EIA: New England, New York Have Largest Gas Price Increases in 2013
Average spot prices for natural gas increased significantly throughout the United States in 2013 compared to 2012. The average wholesale price for natural gas at Henry Hub in Erath, Louisiana, the key benchmark location for pricing throughout the United States, rose 35% to $3.73 per million British thermal units in 2013.
Increased winter demand pushed inventories down and prices up to above $4.00/MMBtu in March and April, but decreased consumption for electric generation over the summer and positive (but flattening) production growth kept 2013 prices at their lowest level since 2002 with the exception of 2012.
The price increases were relatively uniform, except in the northeastern United States, where cold-weather-driven demand spikes exacerbated the impact of pipeline constraints in Boston and New York City markets. The importance of supply changes for prices is shown at the Transco Leidy Hub in Pennsylvania where prices in 2013 were only 11% higher than in 2012, despite much greater absolute and percentage price increases at nearby hubs serving New York City and Boston. The Leidy Hub prices were most directly affected by continued growth in production from the Marcellus shale.
Natural gas price movements often fall into season patterns, which held true in 2013, but also fall into regional patterns and affected production volumes as well as the futures market. Key trends along these lines are discussed below:
January-April. Spot prices rose at the beginning of 2013 and exceeded $4.00/MMBtu in March, a level not reached since September 2011.
Record March withdrawals rounded off a return to seasonally cold temperatures during the 2012-13 winter, in which total withdrawals were 67% above 2011-12 winter levels.
A number of factors contributed to these increased withdrawals, including: record-high starting inventories, slower production growth, lower net imports, and increased cold-weather-driven residential and commercial demand alongside relatively high levels of winter electric power sector consumption.
As a result, the Henry Hub spot price averaged $4.17/MMBtu in April 2013, more than double the level a year earlier. However, this price level was still low in historical terms, and despite the high withdrawals, inventories were still at their second-highest end-March level since 1991.
May-December. Spot prices decreased starting in May, and by August had declined to a monthly average of $3.40/MMBtu, before rising back above $4.00/MMBtu by year’s end.
High injections took place during the initial summer months, the result of modest increases in production and a reduction in electric power sector consumption from year-ago levels.
Seasonally cool summer temperatures and relatively higher prices made natural gas less competitive with coal, reducing natural gas consumption in the electric power sector.
Prices rose slightly in September and October, and approached $4.00/MMBtu in November, which saw a record storage withdrawal for that month in its final week. In December, seasonally cold weather pushed prices above $4.50/MMBtu, and led to the second-highest weekly storage withdrawal on record.
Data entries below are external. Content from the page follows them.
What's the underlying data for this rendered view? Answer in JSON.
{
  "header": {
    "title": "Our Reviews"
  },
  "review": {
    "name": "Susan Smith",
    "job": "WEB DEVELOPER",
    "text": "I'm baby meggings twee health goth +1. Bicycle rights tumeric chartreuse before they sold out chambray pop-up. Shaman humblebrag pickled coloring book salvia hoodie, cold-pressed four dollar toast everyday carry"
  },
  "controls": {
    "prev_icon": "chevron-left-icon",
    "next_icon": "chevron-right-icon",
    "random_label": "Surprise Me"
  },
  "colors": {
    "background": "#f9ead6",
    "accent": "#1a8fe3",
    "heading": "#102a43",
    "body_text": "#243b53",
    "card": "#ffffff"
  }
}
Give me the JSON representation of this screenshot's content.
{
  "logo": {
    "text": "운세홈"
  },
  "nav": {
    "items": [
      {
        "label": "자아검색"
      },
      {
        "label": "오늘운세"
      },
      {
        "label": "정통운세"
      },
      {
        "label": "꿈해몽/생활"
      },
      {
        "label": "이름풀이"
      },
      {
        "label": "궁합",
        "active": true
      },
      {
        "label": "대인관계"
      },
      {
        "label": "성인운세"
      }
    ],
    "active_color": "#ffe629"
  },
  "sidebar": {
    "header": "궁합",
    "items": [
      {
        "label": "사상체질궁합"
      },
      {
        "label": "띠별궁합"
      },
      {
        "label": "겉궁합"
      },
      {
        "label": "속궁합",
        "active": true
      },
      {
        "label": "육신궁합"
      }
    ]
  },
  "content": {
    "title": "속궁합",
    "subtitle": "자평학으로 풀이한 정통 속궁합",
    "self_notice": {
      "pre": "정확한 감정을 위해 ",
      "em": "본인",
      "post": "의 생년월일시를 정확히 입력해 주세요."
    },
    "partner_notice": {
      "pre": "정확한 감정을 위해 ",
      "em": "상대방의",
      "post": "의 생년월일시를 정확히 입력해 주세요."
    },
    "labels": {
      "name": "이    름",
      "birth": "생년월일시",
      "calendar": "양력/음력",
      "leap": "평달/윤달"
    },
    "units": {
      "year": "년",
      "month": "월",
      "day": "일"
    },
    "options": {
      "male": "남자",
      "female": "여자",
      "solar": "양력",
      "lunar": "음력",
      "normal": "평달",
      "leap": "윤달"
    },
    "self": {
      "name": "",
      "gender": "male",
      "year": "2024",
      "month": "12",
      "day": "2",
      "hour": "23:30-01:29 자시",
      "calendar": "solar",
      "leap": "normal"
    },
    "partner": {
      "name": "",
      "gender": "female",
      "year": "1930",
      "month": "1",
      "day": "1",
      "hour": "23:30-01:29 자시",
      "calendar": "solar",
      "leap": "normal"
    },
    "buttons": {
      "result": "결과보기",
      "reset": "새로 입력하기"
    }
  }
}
Regional price differences. The 2013 price increase, much like the decrease in 2012, was relatively uniform throughout most of the United States, except in parts of the Northeast.
Prices at the Algonquin Citygate hub serving New England and the Transco Zone 6-NY serving the New York City metropolitan area were affected by demand spikes driven by cold weather in January and December of this year.
These cold snaps pushed New England and New York spot prices well above the national average because of northeastern pipeline constraints that prevented supply from increasing to meet higher demand.
Pipeline expansions have alleviated the impact of constraints in the New York/New Jersey market, while constraints remain in New England.
At the Leidy Interchange Hub in Pennsylvania, a supply backlog from increased Marcellus production muted price increases in 2013. This slower price increase was also apparent at the TCO Appalachia hub, where spot prices did not trade above Henry Hub after November 1.
Production. Natural gas dry production rose by 2% in 2013 over year-ago levels, according to the Short-Term Energy Outlook. Although this growth can be considered relatively flat compared to the 7% annual growth in 2011 and 5% annual growth in 2012, it limited the degree to which prices rose over last year’s 13-year low.
Natural gas production growth accelerated in the Appalachian Basin’s Marcellus Shale play, where gross natural gas withdrawals rose by 48% (3.7 Bcf/d) in 2013, and in the Eagle Ford play in south Texas, where withdrawals rose by 35% (1.4 Bcf/d in 2013), according to data in EIA’s Drilling Productivity Report.
These increases were partially offset by production declines elsewhere, including the Haynesville Shale formation in Texas and Louisiana and the Barnett Shale formation in Texas, as well as continued declines in federal offshore Gulf of Mexico production.
Futures markets. Natural gas markets witnessed reduced seasonality in 2013, with smaller differences between natural gas spot prices and contracts for future delivery.
Higher overall supply and a greater overall percentage of natural gas consumption coming from the electric power sector have partially insulated prices from the effects of higher demand during winter and summer months.
The difference between the month-ahead natural gas futures contract and natural gas spot prices, largely a function of anticipated changes in natural gas availability, averaged 7 cents/MMBtu in 2012, but decreased to zero in 2013.
The front-month contract settled below the day-ahead spot price on many days, including eight trading days in November.